= Upper Saxon Circle =

Imperial circle of the Holy Roman Empire

The Upper Saxon Circle at the end of the 16th century

The Upper Saxon Circle (Obersächsischer Reichskreis) was an imperial circle of the Holy Roman Empire, created in 1512. The circle was dominated by the electorate of Saxony (the circle's director) and the electorate of Brandenburg. It further comprised the Saxon Ernestine duchies and Pomerania. The Lusatias that fell to Saxony by the 1635 Peace of Prague were never encircled.

== Composition ==
The circle was made up of the following states:

| Name | Type of entity | Comments |
|---|---|---|
| Anhalt | Principality | Emerged from Duchy of Saxony in 1212, re-united under the House of Ascania in 1570, divided into Anhalt-Dessau, Anhalt-Bernburg, Anhalt-Köthen, Anhalt-Plötzkau and Anhalt-Zerbst from 1603 |
| Barby | County | Imperial immediacy in 1497, fell to the Saxe-Weissenfels branch of the electoral House of Wettin in 1659 |
| Brandenburg | Electorate | Margraviate established in 1157, Prince-elector from 1356 |
| Cammin | Principality | Territory of the diocese established in 1140, under Pomeranian overlordship, Bishopric secularized from 1545, to Brandeburg |
| Gernrode | Abbacy | Imperial abbey established in 961 by King Otto I, held by the House of Ascania from 1616 |
| Hatzfeld-Gleichen | County | Established in 1631, principality from 1741, fell to Mainz in 1794 |
| Hohnstein | County | Territory around Scharzfeld and Lauterberg, line extinct in 1593, fell to Brunswick-Grubenhagen |
| Lohra and Klettenberg | Lordship | held by the Counts of Hohnstein, fell to Halberstadt in 1593, administrated by Brunswick-Wolfenbüttel |
| Mansfeld | County | Established in 1069 by King Henry IV, seized by Saxony in 1579 |
| Pomerania | Duchy | Ruled by the House of Griffins, internally divided from 1532 to 1625, Swedish Pomerania from 1637 on, Farther Pomerania to Brandenburg-Prussia in 1653 |
| Quedlinburg | Abbacy | Established in 936 by King Otto I, occupied by Brandenburg-Prussia in 1698; 12th Prelatess of the Rhine |
| Querfurt | Principality | Former lordship, to Saxon House of Wettin in 1635, held by Saxe-Weissenfels from 1656 to 1746 |
| Reuss | County | Established about 1080 by King Henry IV, partitioned in 1564 into Elder Line at Greiz (principality from 1778) and Junior Line at Gera |
| Saxony | Electorate | Successor of Saxe-Wittenberg from 1356, held by the House of Wettin from 1423 |
| Saxe-Weimar | Duchy | Wettin Ernestine duchy established in 1572 |
| Saxe-Altenburg | Duchy | Wettin Ernestine duchy split off Saxe-Weimar in 1602, inherited by Saxe-Gotha in 1672 |
| Saxe-Gotha | Duchy | Wettin Ernestine duchy split off Saxe-Weimar in 1640, Saxe-Gotha-Altenburg from 1672 |
| Saxe-Coburg | Duchy | Wettin Ernestine duchy established in 1572 as Saxe-Coburg-Eisenach.

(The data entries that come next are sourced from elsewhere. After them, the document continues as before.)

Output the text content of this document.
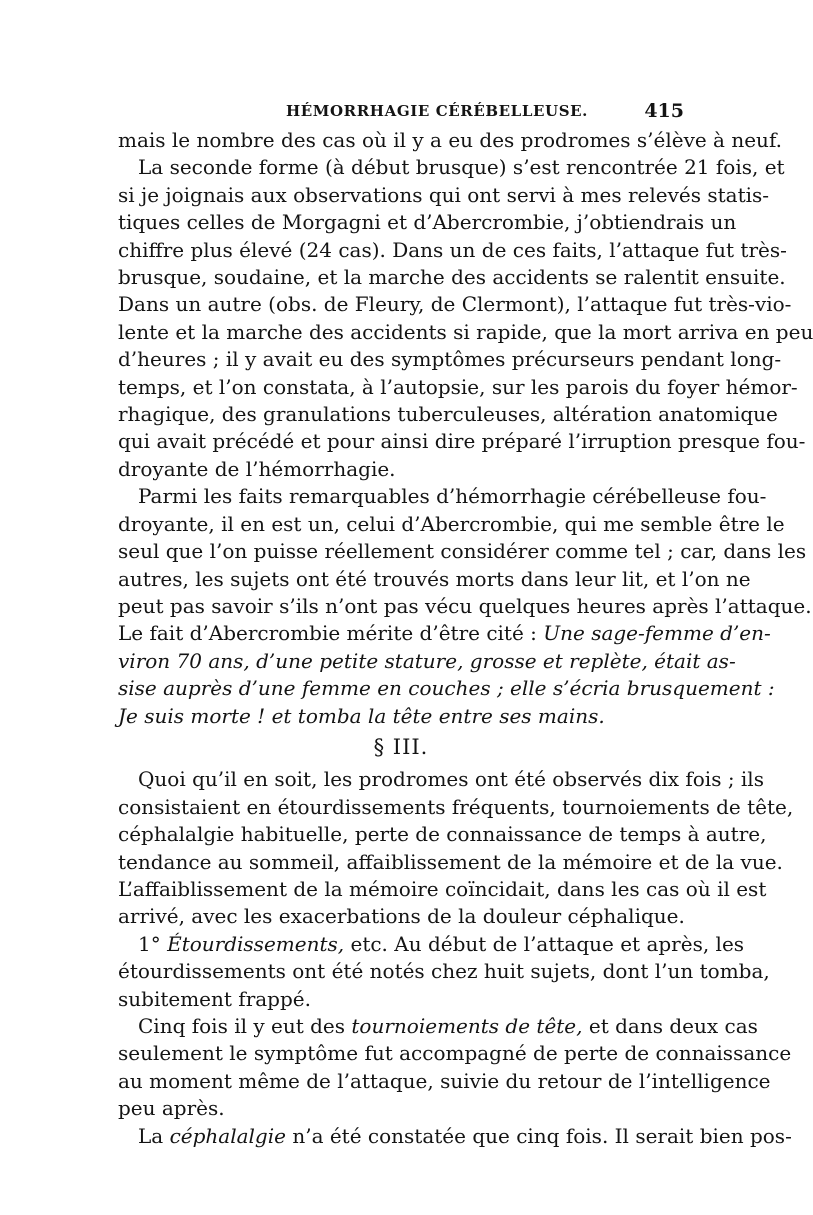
HÉMORRHAGIE CÉRÉBELLEUSE.	415
mais le nombre des cas où il y a eu des prodromes s’élève à neuf.
La seconde forme (à début brusque) s’est rencontrée 21 fois, et
si je joignais aux observations qui ont servi à mes relevés statis-
tiques celles de Morgagni et d’Abercrombie, j’obtiendrais un
chiffre plus élevé (24 cas). Dans un de ces faits, l’attaque fut très-
brusque, soudaine, et la marche des accidents se ralentit ensuite.
Dans un autre (obs. de Fleury, de Clermont), l’attaque fut très-vio-
lente et la marche des accidents si rapide, que la mort arriva en peu
d’heures ; il y avait eu des symptômes précurseurs pendant long-
temps, et l’on constata, à l’autopsie, sur les parois du foyer hémor-
rhagique, des granulations tuberculeuses, altération anatomique
qui avait précédé et pour ainsi dire préparé l’irruption presque fou-
droyante de l’hémorrhagie.
Parmi les faits remarquables d’hémorrhagie cérébelleuse fou-
droyante, il en est un, celui d’Abercrombie, qui me semble être le
seul que l’on puisse réellement considérer comme tel ; car, dans les
autres, les sujets ont été trouvés morts dans leur lit, et l’on ne
peut pas savoir s’ils n’ont pas vécu quelques heures après l’attaque.
Le fait d’Abercrombie mérite d’être cité : Une sage-femme d’en-
viron 70 ans, d’une petite stature, grosse et replète, était as-
sise auprès d’une femme en couches ; elle s’écria brusquement :
Je suis morte ! et tomba la tête entre ses mains.
§ III.
Quoi qu’il en soit, les prodromes ont été observés dix fois ; ils
consistaient en étourdissements fréquents, tournoiements de tête,
céphalalgie habituelle, perte de connaissance de temps à autre,
tendance au sommeil, affaiblissement de la mémoire et de la vue.
L’affaiblissement de la mémoire coïncidait, dans les cas où il est
arrivé, avec les exacerbations de la douleur céphalique.
1° Étourdissements, etc. Au début de l’attaque et après, les
étourdissements ont été notés chez huit sujets, dont l’un tomba,
subitement frappé.
Cinq fois il y eut des tournoiements de tête, et dans deux cas
seulement le symptôme fut accompagné de perte de connaissance
au moment même de l’attaque, suivie du retour de l’intelligence
peu après.
La céphalalgie n’a été constatée que cinq fois. Il serait bien pos-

Split between the Duke of Saxe-Coburg-Saalfeld and the Duke of Saxe-Meiningen from 1725 |
| Saxe-Eisenach | Duchy | Wettin Ernestine duchy split off Saxe-Coburg in 1596, personal union with Saxe-Weimar from 1741 |
| Schönburg | County | Various territories, Imperial immediacy in 1182, acquired by Saxony in 1740 |
| Schwarzburg | County | United under the House of Schwarzburg 1538-1583 |
| Schwarzburg-Rudolstadt | County | subdivision established in 1599, raised to principality in 1697 |
| Schwarzburg-Sondershausen | County | subdivision established in 1599 as Schwarzburg-Arnstadt, raised to principality in 1697/1710 |
| Stolberg | County | Stolberg-Stolberg from 1548, under Saxon supremacy from 1738 |
| Stolberg-Rossla | County | Split off Stolberg-Stolberg in 1706, under Saxon supremacy from 1738 |
| Walkenried | Abbacy | Established in 1127, fell to Brunswick-Wolfenbüttel in 1648 |
| Wernigerode | County | Held by Stolberg from 1429, Stolberg-Wernigerode from 1645, under Prussian supremacy from 1714 |

== Sources ==
- The List of states making up the Upper Saxon Circle is based on that in the German Wikipedia article Obersächsischer Reichskreis.